Vendas dos camelôs tiveram queda de 80% nos últimos cinco anos, afirma presidente da associação
O crescimento na abertura de lojas chinesas em Passo Fundo, somado às condições estruturais do camelódromo localizado na Praça Toccheto, tem impactado as vendas dos camelôs e reduzido o fluxo de clientes.

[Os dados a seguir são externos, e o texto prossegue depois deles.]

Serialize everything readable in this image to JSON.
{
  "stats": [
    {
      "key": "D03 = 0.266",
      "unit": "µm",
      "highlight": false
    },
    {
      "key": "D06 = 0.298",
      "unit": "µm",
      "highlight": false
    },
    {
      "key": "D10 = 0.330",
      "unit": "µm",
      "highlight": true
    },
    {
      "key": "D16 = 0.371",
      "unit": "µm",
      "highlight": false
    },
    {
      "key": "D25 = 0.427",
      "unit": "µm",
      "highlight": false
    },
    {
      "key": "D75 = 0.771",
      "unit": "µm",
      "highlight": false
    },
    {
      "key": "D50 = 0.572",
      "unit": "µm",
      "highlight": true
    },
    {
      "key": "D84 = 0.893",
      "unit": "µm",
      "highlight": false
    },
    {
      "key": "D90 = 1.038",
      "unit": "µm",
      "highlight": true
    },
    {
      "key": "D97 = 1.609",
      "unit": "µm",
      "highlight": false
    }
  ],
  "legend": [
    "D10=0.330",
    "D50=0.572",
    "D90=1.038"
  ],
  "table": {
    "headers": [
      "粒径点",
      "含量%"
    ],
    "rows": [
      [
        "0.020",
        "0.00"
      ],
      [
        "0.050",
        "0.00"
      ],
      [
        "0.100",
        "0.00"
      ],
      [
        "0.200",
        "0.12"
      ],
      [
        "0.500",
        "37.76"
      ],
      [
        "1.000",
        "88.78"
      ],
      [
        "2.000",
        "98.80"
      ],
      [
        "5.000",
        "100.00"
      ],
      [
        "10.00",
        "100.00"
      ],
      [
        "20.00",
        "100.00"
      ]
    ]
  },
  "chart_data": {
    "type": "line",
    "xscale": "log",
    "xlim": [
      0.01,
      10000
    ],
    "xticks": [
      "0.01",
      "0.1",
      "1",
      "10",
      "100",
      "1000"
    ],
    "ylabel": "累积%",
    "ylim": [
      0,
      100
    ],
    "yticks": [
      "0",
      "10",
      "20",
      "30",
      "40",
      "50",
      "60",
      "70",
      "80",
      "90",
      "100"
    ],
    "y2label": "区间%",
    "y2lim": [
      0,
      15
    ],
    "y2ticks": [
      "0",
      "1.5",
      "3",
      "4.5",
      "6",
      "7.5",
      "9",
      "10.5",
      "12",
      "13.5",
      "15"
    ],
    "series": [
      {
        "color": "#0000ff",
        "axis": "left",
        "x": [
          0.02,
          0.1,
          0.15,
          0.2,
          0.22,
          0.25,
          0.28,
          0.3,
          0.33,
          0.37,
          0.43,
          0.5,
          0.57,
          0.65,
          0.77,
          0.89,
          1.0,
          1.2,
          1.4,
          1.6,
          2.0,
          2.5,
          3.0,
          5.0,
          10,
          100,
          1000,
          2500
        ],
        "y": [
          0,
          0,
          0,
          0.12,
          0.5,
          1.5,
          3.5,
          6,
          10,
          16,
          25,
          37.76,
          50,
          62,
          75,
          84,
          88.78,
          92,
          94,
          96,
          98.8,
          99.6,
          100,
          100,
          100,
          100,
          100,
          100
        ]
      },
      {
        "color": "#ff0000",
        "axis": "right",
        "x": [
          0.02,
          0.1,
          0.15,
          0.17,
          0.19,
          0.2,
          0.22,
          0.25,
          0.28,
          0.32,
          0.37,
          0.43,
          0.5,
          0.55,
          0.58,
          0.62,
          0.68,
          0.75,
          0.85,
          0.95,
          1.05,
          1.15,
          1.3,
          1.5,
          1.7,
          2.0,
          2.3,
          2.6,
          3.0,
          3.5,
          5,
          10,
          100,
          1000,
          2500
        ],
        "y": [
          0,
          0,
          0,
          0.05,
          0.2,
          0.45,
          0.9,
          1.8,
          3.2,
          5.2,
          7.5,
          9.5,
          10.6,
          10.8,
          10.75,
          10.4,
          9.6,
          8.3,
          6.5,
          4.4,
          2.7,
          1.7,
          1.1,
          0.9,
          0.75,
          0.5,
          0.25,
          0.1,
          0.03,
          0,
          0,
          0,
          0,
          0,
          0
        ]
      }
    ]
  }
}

A avaliação foi apresentada em entrevista à Rádio Uirapuru pelo presidente da Associação dos Camelôs de Passo Fundo, Francisco Brasil, ao analisar o atual cenário do setor, marcado por mudanças no comércio local e pela falta de investimentos no espaço físico onde os trabalhadores atuam diariamente.
Segundo Francisco Brasil, as vendas vêm registrando retração contínua há cerca de cinco anos, com queda estimada em aproximadamente 80%. Ele explicou que a redução do movimento compromete a renda dos camelôs, que tradicionalmente dependem de períodos como Natal e Dia das Crianças, mas que já não apresentam o retorno esperado.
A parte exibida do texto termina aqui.